The capabilities of the group include:
- Working with academic groups across the UK, through the CRUK Structural Biology Accelerator programme, to provide access to fragment screening, X-ray crystallography and X-Chem platforms for ‘hit’ identification.
- Medicinal chemistry expertise in hit to lead, focussed library synthesis and the generation of chemical probes for target validation and chemical biology approaches.
- The application of nanoparticle-directed drug delivery to enhance therapeutic efficacy and therapeutic index.
- New training opportunities for graduate students in medicinal and biological chemistry via an exciting new MRes course in Oncology Drug Discovery.

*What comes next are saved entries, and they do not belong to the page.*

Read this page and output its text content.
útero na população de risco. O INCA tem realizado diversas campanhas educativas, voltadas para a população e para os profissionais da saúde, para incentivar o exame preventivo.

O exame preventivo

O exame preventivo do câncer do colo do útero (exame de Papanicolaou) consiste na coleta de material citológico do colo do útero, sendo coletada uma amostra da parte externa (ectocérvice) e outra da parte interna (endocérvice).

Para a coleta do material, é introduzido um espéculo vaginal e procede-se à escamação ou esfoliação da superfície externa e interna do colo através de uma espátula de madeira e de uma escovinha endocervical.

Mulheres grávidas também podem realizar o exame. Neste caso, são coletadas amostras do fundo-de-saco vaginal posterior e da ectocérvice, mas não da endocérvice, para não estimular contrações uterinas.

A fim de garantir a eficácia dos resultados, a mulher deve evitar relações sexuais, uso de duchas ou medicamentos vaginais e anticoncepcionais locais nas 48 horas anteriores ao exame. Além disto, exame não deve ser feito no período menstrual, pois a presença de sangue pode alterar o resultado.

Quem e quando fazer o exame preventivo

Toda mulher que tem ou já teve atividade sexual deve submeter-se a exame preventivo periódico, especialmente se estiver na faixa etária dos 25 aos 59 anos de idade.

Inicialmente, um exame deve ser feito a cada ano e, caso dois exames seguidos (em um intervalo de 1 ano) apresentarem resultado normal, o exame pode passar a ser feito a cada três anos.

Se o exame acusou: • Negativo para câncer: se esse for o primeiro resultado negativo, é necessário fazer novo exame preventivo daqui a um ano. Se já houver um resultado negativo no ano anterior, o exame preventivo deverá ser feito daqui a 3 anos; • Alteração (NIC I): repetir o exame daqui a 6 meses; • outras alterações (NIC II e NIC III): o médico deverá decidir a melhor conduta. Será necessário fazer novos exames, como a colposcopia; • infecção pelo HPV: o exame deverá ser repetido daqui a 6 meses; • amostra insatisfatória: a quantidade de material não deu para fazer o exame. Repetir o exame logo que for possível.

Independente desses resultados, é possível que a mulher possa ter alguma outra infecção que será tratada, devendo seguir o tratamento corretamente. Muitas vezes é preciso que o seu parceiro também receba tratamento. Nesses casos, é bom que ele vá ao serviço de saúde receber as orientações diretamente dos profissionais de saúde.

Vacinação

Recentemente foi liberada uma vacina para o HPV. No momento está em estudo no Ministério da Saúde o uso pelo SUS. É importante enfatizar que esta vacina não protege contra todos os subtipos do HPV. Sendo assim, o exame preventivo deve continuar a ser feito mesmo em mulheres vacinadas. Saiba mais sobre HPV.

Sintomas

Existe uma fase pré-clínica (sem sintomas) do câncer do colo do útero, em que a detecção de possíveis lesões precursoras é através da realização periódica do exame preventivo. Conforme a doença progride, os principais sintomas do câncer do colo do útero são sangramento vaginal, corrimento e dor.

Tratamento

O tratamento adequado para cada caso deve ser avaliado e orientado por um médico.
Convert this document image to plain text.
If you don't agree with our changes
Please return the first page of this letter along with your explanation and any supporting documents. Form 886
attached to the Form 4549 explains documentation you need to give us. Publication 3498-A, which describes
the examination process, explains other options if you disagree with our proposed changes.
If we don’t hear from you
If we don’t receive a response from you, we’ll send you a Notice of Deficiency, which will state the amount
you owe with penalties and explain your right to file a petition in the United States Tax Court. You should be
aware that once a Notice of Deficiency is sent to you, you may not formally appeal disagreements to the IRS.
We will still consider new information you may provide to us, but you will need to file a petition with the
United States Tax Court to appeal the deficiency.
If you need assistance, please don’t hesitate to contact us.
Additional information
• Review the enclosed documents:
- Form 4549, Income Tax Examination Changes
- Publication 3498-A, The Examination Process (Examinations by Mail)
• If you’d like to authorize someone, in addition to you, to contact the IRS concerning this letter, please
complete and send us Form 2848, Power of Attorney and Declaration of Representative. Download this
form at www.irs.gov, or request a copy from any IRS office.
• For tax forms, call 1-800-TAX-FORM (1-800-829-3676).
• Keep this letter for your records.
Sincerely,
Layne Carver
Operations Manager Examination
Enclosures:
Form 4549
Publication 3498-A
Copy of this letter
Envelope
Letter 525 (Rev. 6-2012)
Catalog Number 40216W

Research is currently focussed in the following areas:
- Development of new strategies for controlling apoptosis regulation by modulation of the cFLIP and p53 pathways.
- Developing strategies for the modulation of proteases with a particular focus on Cysteine proteases, including Legumain, Cathepsin S and the Deubiquitinase target class (e.g. USP7, USP17).
- The development of next generation antibody-based therapeutics
- Development of novel dUTPase inhibitors to augment 5FU treatments
- New therapeutic approaches to target RAS and BRAF mutated colorectal cancers
- Immuno-oncology: Development of new strategies to target the cGAS-STING pathway
- Targeting the androgen receptor and transcription factors (e.g. c-Myc) in prostate cancer
- Development of therapeutic strategies to target the DNA Damage Response.
- The application of new approaches to modulate protein degradation
The multidisciplinary environment within the Patrick G Johnston Centre for Cancer Research, itself situated within easy reach of other QUB research faculties and Clinical Centres, offers an exciting opportunity for chemists, biologists, geneticists, bioinformaticians, physicists, radiographers and clinicians to combine their expertise to facilitate the drug discovery process.